The study carried out for email security company Agari by Osterman Research reveals that 44 percent of organizations have been victims of a successful ATO-based attack.
Agari identifies five steps to ATO-based attacks, including account access, control, reconnaissance, targeted attacks and data exfiltration or fraudulent financial payments. The attacks come from four types of senders: strangers, employee webmail accounts, trusted third parties and insider business accounts. While strangers accounts send 90 percent of ATO-based attacks, trusted third parties send nine percent.
"Agari's research demonstrates what CISOs have suspected for years: traditional email security solutions, such as secure email gateways, based on inspection and reputation are unable to detect advanced email attacks, such as account takeover," says Ravi Khatod, CEO of Agari. "As criminals have refined their techniques, impersonating and targeting the highest levels of corporate leadership, organizations risk giving away the keys to the kingdom; only Agari can stop the rising tide of compromised accounts before they reach the CEO."
Agari's Identity Intelligence machine learning algorithms can model the behavior of compromised accounts used to launch targeted email attacks and help guard against threats.
Knowing which emails can be trusted is a key part of preventing this type of attack too.
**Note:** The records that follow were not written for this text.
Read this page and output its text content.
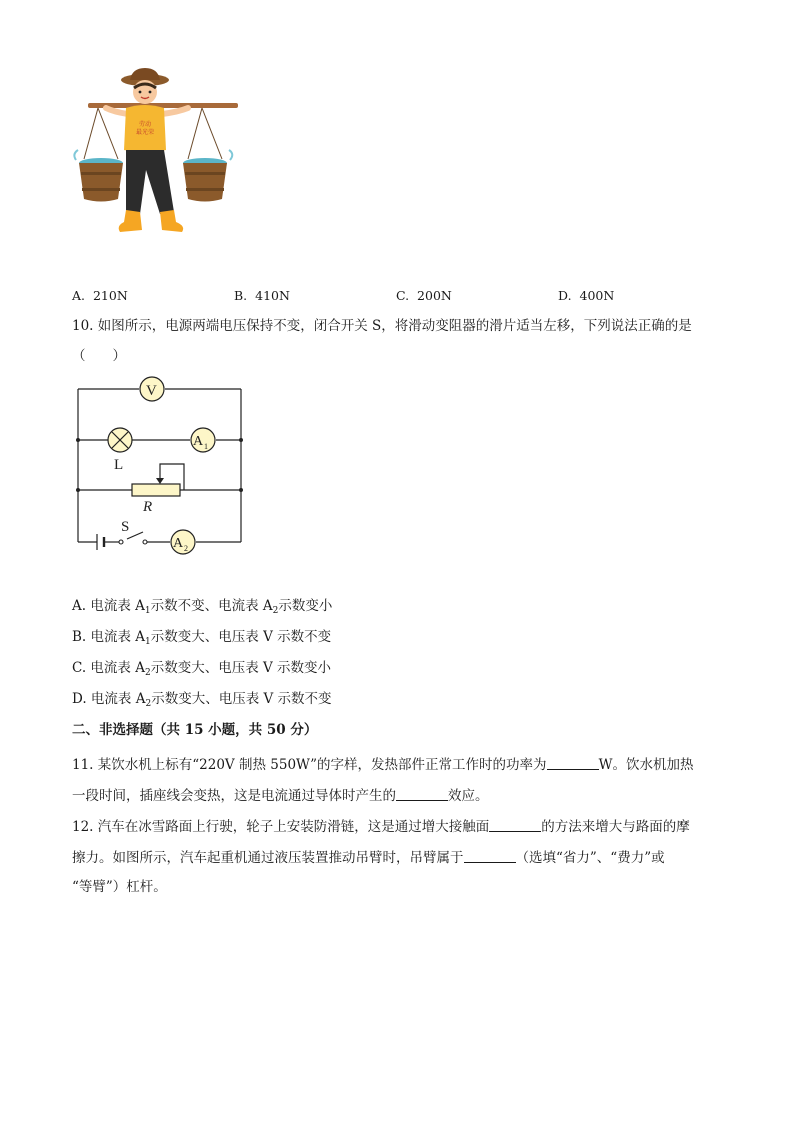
劳动
最光荣
A. 210N	B. 410N	C. 200N	D. 400N
10. 如图所示，电源两端电压保持不变，闭合开关 S，将滑动变阻器的滑片适当左移，下列说法正确的是
（　　）
V
L
A 1
R
S
A 2
A. 电流表 $A_1$示数不变、电流表 $A_2$示数变小
B. 电流表 $A_1$示数变大、电压表 V 示数不变
C. 电流表 $A_2$示数变大、电压表 V 示数变小
D. 电流表 $A_2$示数变大、电压表 V 示数不变
二、非选择题（共 15 小题，共 50 分）
11. 某饮水机上标有“220V 制热 550W”的字样，发热部件正常工作时的功率为	W。饮水机加热
一段时间，插座线会变热，这是电流通过导体时产生的	效应。
12. 汽车在冰雪路面上行驶，轮子上安装防滑链，这是通过增大接触面	的方法来增大与路面的摩
擦力。如图所示，汽车起重机通过液压装置推动吊臂时，吊臂属于	（选填“省力”、“费力”或
“等臂”）杠杆。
The DMARC standard has been a help here but it still doesn't provide a positive confirmation of trust. For this reason Agari is also supporting the new Brand Indicators for Message Identification (BIMI) standard aims to build greater trust in email for businesses and consumers alike.
Patrick Peterson, the founder and executive chairman of Agari says, "BIMI is built on top of DMARC, we think of it as DMARC 2.0. If a message is authentic based on DMARC and the sender is participating in BIMI, then a logo will be added at the gateway that gets displayed in the web client to verify that the sender is genuine. Companies will have to go through a mark validating authority to get their logo approved."